I turned my head to watch as Lexa took her usual place at the kitchen table. She wiped sleep out of her blue eyes before giving me a bright smile. “Hi, Uncle Jet.”
“Hi, kid.”
Raven set a plate of pancakes on the table in front of her stepdaughter—now her adopted daughter. Brushing a kiss over the little girl’s hair, she turned back to the stove where she continued to cook the huge-ass breakfast she seemed to make almost every morning these days. Raven cooked when she was happy, so I was glad for that much at least. Didn’t make my mood any better, though.
“Is he teething or something?” Hawk asked as he entered the kitchen. He stopped at the stove and took one of the plates Raven already had put together. Loaded down with eggs, bacon, pancakes, and potatoes, I figured he’d be going back for seconds if he could.
“Or something,” Bash muttered as he came in through the back door that led out to the driveway. “He’s just a momma’s boy.
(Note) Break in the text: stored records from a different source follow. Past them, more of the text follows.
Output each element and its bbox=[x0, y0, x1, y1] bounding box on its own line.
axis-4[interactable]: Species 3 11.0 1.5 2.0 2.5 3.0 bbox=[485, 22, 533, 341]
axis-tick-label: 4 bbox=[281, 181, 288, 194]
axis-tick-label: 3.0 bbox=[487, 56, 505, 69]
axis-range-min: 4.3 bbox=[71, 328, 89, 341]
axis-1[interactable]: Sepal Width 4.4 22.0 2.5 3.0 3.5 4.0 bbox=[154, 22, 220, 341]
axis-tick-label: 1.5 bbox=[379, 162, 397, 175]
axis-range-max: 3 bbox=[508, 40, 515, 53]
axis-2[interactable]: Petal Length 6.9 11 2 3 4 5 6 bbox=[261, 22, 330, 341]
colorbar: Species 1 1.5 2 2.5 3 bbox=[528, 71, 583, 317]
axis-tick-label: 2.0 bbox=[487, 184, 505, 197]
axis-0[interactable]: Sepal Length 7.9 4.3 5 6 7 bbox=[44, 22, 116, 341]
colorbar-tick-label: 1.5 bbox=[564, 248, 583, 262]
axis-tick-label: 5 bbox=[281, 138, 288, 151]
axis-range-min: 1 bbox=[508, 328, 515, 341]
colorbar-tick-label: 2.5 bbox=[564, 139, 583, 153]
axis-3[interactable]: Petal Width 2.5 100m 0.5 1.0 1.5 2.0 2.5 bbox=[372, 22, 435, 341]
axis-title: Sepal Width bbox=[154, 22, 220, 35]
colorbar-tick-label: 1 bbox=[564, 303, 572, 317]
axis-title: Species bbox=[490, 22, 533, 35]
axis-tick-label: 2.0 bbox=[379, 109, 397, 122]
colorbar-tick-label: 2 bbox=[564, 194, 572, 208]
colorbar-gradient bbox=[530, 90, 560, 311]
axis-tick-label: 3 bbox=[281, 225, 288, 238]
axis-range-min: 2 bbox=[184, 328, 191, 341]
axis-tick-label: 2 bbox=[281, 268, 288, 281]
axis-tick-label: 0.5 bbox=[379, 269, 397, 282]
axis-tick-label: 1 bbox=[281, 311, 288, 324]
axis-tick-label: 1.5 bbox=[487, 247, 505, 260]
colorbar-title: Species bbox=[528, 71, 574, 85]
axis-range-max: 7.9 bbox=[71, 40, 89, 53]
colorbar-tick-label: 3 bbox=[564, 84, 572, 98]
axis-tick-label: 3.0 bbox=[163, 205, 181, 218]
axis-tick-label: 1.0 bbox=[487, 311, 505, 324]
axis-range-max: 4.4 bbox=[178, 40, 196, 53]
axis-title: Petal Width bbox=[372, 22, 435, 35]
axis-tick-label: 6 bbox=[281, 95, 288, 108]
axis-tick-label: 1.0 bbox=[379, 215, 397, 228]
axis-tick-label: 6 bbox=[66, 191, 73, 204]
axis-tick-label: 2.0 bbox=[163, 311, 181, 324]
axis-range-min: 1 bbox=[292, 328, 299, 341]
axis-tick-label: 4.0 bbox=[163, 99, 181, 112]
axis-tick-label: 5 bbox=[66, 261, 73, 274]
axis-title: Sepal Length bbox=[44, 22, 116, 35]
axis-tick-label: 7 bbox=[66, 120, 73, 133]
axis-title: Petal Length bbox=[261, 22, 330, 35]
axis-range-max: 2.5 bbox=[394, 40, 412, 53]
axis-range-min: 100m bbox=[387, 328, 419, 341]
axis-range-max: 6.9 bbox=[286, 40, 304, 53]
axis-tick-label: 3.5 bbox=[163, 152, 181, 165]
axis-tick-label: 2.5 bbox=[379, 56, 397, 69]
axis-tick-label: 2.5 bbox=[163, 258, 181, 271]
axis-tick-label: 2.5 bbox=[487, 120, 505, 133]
Can’t stand for her to have any other man’s attention but his own.”
“Sounds like his father’s son,” Hawk said with a smirk as he shoveled food into his mouth.
“Sounds like his uncle, too,” Raven teased from the stove. It was good to see her in a teasing kind of mood, but I couldn’t find the will to smile that morning.
“Shut up, Rave.”
“Say you’re sorry or you don’t get more potatoes,” my sister threatened, holding her spatula up as she gave Hawk a mock glare.